Mattereum’s solution enables business on the blockchain by building a smart property register to underpin a system of decentralised commercial law comprising smart property rights, automated smart contract execution, and reliable dispute resolution and enforcement.

Chris Wray, Mattereum’s Chief Legal Officer said: “The Mattereum Smart Property Register is the legal, technical and commercial infrastructure layer for on-chain property transfer and control in accordance with the Mattereum Protocol”.

Added Mattereum Chief Technical Officer Rob Knight“The Smart Property Register turns smart contracts into legal contracts that can be efficiently enforced all over the world, without needing new legislation, creating liquidity for $50 trillion of assets globally.”

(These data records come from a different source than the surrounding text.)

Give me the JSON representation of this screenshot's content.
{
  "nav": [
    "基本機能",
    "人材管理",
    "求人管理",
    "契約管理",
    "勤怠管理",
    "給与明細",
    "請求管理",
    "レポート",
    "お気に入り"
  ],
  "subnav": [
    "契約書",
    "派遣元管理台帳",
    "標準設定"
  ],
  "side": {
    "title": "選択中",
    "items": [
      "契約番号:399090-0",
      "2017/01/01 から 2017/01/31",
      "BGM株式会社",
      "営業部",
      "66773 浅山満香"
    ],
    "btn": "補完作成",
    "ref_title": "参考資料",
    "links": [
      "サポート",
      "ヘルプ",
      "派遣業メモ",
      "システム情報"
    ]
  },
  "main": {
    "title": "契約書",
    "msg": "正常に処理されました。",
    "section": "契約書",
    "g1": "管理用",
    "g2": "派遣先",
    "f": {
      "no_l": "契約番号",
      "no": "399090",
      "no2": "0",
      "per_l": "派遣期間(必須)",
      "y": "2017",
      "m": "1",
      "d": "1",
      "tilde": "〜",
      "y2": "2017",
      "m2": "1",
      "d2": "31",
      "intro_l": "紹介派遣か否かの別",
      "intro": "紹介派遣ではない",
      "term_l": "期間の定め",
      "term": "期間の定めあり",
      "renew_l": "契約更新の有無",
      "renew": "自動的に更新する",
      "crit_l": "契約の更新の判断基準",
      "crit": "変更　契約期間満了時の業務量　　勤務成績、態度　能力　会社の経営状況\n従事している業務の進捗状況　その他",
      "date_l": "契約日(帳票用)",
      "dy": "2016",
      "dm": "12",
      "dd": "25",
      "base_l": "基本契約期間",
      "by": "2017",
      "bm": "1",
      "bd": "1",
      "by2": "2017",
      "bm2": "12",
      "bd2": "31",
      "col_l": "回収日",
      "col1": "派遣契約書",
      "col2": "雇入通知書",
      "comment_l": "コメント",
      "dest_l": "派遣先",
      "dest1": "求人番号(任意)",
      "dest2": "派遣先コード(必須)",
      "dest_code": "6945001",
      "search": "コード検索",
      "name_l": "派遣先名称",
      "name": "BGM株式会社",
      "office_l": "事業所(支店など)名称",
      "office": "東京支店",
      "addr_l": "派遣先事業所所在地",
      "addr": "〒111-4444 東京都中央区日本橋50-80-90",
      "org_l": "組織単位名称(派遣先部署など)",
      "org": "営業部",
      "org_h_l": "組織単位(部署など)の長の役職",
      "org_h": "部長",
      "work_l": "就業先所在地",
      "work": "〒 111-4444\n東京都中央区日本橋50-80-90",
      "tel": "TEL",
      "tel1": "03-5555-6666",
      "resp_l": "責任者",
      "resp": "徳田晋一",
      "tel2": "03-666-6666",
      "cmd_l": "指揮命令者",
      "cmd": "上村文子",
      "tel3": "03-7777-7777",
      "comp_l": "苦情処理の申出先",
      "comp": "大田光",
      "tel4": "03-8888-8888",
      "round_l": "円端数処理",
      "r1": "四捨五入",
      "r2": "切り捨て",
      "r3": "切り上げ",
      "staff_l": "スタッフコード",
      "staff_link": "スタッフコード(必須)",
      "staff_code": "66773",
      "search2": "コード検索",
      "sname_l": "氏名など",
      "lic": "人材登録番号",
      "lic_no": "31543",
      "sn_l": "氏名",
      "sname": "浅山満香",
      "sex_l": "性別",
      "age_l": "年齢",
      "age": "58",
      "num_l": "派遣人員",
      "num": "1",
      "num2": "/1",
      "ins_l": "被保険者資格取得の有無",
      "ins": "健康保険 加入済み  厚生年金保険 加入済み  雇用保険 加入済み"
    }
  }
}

One of the first on-chain assets on the Smart Property Register will be a $9,000,000 Stradivarius violin.  It will not simply be tokenised and sold in a crowd sale. The governing committee for the instrument will have legal decision-making powers over the instrument, protecting and curating it on behalf of the token holders and posterity, in accordance with a written constitution. Unique records which validate the instrument will create an indestructible title deed and register of interests in the violin.

Mattereum’s Chief Executive Officer Vinay Gupta said: “We have assembled a team of lawyers, cryptographers and programmers, completed the initial legal and technical research and development, and prepared for registration of the first assets. Smart property is now a reality. Finally blockchains can support the legal operations which realise their transformative potential.”